How Focusing on Strategy Perpetuates the Problem

Strategy is easy. Execution is where the wheels come off. My advice, as someone who used to focus a lot on strategy: focus less on the fancy PowerPoint and more on why the same things keep appearing in the PowerPoint, year after year. Attackers aren’t burning businesses down because of the work we’re doing today to prepare for the risks of tomorrow. They’re burning businesses down because yesterday’s risks have still not been addressed. Risks that the strategy from 3 years ago was supposed to fix.

I’m sometimes asked what the security world will look like in 5-10 years, presumably so that organisations can orient themselves in that direction. They’re fun conversations, and there is some value in having them. But some of these organisations have been (not) dealing with the same basic security issues for the last 15 years (“identity modernisation”). Does it really matter what’s on the roadmap if the red team can get control of your AD or Entra ID tenant in 37 seconds?

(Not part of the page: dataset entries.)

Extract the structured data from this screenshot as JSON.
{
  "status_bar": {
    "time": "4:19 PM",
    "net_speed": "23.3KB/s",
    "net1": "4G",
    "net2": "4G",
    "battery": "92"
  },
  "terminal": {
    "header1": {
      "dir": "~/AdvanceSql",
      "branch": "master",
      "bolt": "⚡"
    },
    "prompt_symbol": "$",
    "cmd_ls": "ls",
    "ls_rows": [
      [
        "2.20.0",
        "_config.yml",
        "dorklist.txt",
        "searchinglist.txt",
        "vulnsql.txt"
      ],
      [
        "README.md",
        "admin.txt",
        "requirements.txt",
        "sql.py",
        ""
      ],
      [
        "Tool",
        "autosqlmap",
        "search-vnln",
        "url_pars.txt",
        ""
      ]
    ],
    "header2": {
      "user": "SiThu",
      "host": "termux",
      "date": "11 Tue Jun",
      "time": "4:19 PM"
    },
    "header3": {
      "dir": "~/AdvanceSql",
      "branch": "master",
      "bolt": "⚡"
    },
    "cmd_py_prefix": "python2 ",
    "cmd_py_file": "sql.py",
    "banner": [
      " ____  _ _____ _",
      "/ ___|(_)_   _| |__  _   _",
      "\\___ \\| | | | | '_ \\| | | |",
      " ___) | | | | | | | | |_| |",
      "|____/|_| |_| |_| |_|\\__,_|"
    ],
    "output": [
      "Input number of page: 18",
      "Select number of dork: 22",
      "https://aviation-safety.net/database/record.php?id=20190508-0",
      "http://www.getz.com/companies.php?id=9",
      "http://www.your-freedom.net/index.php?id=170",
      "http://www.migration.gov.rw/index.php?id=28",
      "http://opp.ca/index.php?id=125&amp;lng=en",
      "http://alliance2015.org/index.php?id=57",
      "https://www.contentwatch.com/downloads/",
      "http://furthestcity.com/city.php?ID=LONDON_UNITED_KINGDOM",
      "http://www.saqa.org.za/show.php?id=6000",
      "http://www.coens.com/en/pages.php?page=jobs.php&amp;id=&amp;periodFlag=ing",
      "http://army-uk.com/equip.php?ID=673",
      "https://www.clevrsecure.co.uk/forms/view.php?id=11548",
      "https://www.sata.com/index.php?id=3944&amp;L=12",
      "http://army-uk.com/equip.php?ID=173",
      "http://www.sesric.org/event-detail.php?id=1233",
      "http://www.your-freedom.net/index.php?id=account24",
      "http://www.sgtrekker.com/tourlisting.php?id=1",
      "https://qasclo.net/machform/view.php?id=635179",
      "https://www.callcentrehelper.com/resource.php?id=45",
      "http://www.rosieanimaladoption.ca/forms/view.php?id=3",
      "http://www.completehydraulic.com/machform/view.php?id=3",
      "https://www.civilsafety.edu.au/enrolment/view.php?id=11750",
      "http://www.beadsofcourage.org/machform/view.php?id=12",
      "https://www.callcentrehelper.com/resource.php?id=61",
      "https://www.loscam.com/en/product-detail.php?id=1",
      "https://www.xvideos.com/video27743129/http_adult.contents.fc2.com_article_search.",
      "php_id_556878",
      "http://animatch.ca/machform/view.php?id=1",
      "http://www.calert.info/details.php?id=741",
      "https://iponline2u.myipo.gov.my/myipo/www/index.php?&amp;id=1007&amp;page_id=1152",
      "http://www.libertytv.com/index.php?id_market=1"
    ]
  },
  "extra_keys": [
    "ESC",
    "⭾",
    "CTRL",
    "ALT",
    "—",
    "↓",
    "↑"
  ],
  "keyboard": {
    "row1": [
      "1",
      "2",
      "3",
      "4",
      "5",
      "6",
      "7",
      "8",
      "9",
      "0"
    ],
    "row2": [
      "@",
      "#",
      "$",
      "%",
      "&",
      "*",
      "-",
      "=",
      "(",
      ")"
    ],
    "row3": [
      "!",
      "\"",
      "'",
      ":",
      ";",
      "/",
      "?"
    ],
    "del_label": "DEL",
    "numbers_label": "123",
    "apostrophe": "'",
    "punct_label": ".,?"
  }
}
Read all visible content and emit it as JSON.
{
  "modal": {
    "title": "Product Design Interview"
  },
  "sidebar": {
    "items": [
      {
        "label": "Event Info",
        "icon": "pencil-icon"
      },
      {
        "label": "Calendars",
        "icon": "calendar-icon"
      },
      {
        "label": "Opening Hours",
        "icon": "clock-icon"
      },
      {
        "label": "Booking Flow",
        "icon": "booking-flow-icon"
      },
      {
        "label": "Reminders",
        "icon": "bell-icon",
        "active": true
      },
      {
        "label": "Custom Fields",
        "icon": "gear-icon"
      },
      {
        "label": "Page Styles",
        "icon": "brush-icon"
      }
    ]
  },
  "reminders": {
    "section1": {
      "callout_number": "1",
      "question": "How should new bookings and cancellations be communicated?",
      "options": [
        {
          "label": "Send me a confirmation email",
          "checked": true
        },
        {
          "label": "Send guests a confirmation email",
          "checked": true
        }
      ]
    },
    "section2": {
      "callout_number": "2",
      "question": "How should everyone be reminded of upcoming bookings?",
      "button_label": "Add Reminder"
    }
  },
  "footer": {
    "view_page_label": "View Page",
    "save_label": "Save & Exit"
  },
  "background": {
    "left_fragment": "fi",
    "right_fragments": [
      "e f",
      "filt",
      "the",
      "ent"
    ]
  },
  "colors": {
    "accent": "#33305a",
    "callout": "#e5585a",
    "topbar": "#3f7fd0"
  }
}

“Legacy tech debt” is not the problem, by the way. Figure out why the organisation ended up with so much legacy technical debt to begin with and you will have discovered the real problem. In other words, discover the underlying systemic issues that unwind (and will continue to unwind) every strategy you create, when you attempt to execute on them. Organisations that struggle to make decisions and execute on strategy have a legacy problem, but it’s not technical, as a general rule. It’s legacy thinking, structure, leadership, and culture.

Smart organisations with smart people know what to do. The question is, will they be able to do it? Doing the right thing wrong isn’t ideal, but it’s an error that can be corrected, and turned into a learning opportunity. Doing the wrong thing right just perpetuates wrongness, because no one recognizes it as an error until it’s too late. As W. Edwards Deming demonstrated in his funnel test, the more we attempt to correct the wrongness, the worse it gets.

I used to beat around the bush about this stuff, because it’s terribly inconvenient to hear, even though we all know it’s true. Strategy is easy. Execution is where the wheels come off. It is far better to execute imperfectly on an adequate strategy.